The launch of Woolworths’ store closing sale today will have huge ramifications for the retail sector and the government, as unemployment spirals.
Deloitte, the administrator, is ramping up its ongoing stock clearance sale after failing to find a buyer for the 800-store retailer, despite a host of well-known names, including Theo Paphitis of the BBC’s Dragons’ Den series, throwing their hat into the ring. Staff at its stores and head office, as well as its Entertainment UK (EUK) wholesale entertainment division, were informed of potential redundancies at 4.30pm yesterday.
Bryan Roberts, the global research director at Planet Retail, said: “It is a real shame because it was once one of the most successful and popular retailers. Despite its many failings, it was and has been one of the most long-standing and iconic retail brands.”
The ramifications of Woolworths closing down will spread far beyond the retailer’s pick ‘n’ mix counter.
Jobs losses for tens of thousands of Woolies staff will also set alarm bells ringing in the corridors of Whitehall, as it will wreak havoc with already soaring unemployment figures. It is understood that some staff, many of whom are paid little more than the minimum wage, will receive redundancy cheques of just £385 for each year of service.
The collapse of Woolworths will also send shockwaves through the boardrooms of retailers, including HMV, Game, Zavvi and Wilkinson, as huge discounting by Woolworths will wreak havoc with their festive trading period. Many retailers make most of their profit in the final quarter of the year.
Suppliers of iconic toys such as Bob the Builder, Bratz and Transformers are chasing Woolworths for millions of pounds after the retailer went into administration last week.
EUK, which previously supplied the likes of Asda, Morrisons and Zavvi, formerly Virgin Megastores, is also likely to fold within days, leaving some of the world’s biggest film, software and music studios out of pocket. It is reported to owe Microsoft about £26m, Nintendo around £21m and Paramount an estimated £32m. If EUK is liquidated, it is unclear what will happen to the reported £50m to £100m that Zavvi owes to the wholesale entertainment business.
Yesterday, a retail tycoon - who ran Woolworths for nearly 20 years - became the latest big name to try and rescue the retailer. Sir Geoff Mulcahy, the current chairman of the British Retail Consortium, made an eleventh-hour offer to assist running the business, in an effort to safeguard some of the 25,000 retail jobs and achieve a better price for the business – but it came too late.
Last week, Mr Paphitis, the star of Dragons’ Den and owner of the Ryman stationery chain, walked away from a potential bid for the retail chain. David Buchler, the former vice-chairman of Tottenham Hotspur football club, also expressed an interest, but a firm is thought to have not materialised.

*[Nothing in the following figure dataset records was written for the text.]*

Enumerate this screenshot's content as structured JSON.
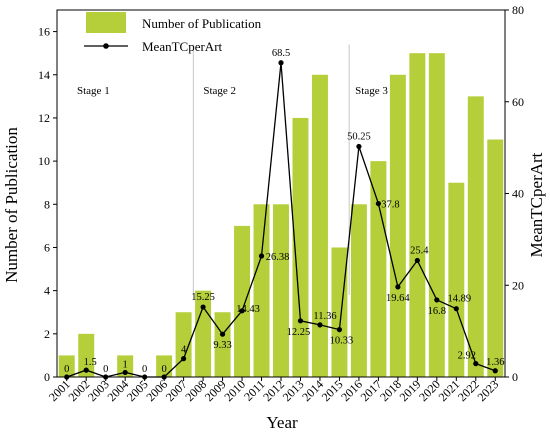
{
  "chart_data": {
    "type": "bar",
    "categories": [
      "2001",
      "2002",
      "2003",
      "2004",
      "2005",
      "2006",
      "2007",
      "2008",
      "2009",
      "2010",
      "2011",
      "2012",
      "2013",
      "2014",
      "2015",
      "2016",
      "2017",
      "2018",
      "2019",
      "2020",
      "2021",
      "2022",
      "2023"
    ],
    "series": [
      {
        "name": "Number of Publication",
        "type": "bar",
        "axis": "left",
        "color": "#b5cf3a",
        "values": [
          1,
          2,
          0,
          1,
          0,
          1,
          3,
          4,
          3,
          7,
          8,
          8,
          12,
          14,
          6,
          8,
          10,
          14,
          15,
          15,
          9,
          13,
          11
        ]
      },
      {
        "name": "MeanTCperArt",
        "type": "line",
        "axis": "right",
        "color": "#000000",
        "values": [
          0,
          1.5,
          0,
          1,
          0,
          0,
          4,
          15.25,
          9.33,
          14.43,
          26.38,
          68.5,
          12.25,
          11.36,
          10.33,
          50.25,
          37.8,
          19.64,
          25.4,
          16.8,
          14.89,
          2.92,
          1.36
        ],
        "labels": [
          "0",
          "1.5",
          "0",
          "1",
          "0",
          "0",
          "4",
          "15.25",
          "9.33",
          "14.43",
          "26.38",
          "68.5",
          "12.25",
          "11.36",
          "10.33",
          "50.25",
          "37.8",
          "19.64",
          "25.4",
          "16.8",
          "14.89",
          "2.92",
          "1.36"
        ]
      }
    ],
    "xlabel": "Year",
    "ylabel": "Number of Publication",
    "y2label": "MeanTCperArt",
    "ylim": [
      0,
      17
    ],
    "yticks": [
      0,
      2,
      4,
      6,
      8,
      10,
      12,
      14,
      16
    ],
    "y2lim": [
      0,
      80
    ],
    "y2ticks": [
      0,
      20,
      40,
      60,
      80
    ],
    "stages": [
      "Stage 1",
      "Stage 2",
      "Stage 3"
    ],
    "stage_dividers_after": [
      "2007",
      "2015"
    ],
    "legend_position": "top-left",
    "grid": false
  }
}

The crumb of hope for Woolies staff is that many will get jobs will rival retailers, such as Tesco, Sainsbury’s and Iceland, who want to buying large packages of Woolworths’ stores. While CBRE, the property specialist, is understood to have received firm expressions of interest for more than 300 stores, the sad reality is that more than 400 stores are likely to close. Empty, boarded-up former Woolworths stores are likely to be a feature of many high streets by early next year.
However, a source said that it might take “weeks” to shift the remaining £260m worth of retail stock still left.
Neville Kahn, a reorganisation services partner at Deloitte, said: “While we are still seeking bids from interested parties, Christmas is clearly the busiest time of the year for retailers and it is prudent to do all we can to sell existing stock. By moving to a store closing sale and further discounting the stock, we are maximising the sales potential that this period offers.”
While some parties will be interested in buying the Woolworths brand, possibly for an online site, it is likely to disappear from the high street. Mr Roberts said: “The whole reason why Woolworths is in this sorry situation was that its brand was one of the weakest on the high street. It would take someone very brave or foolish to attempt to resuscitate that brand.”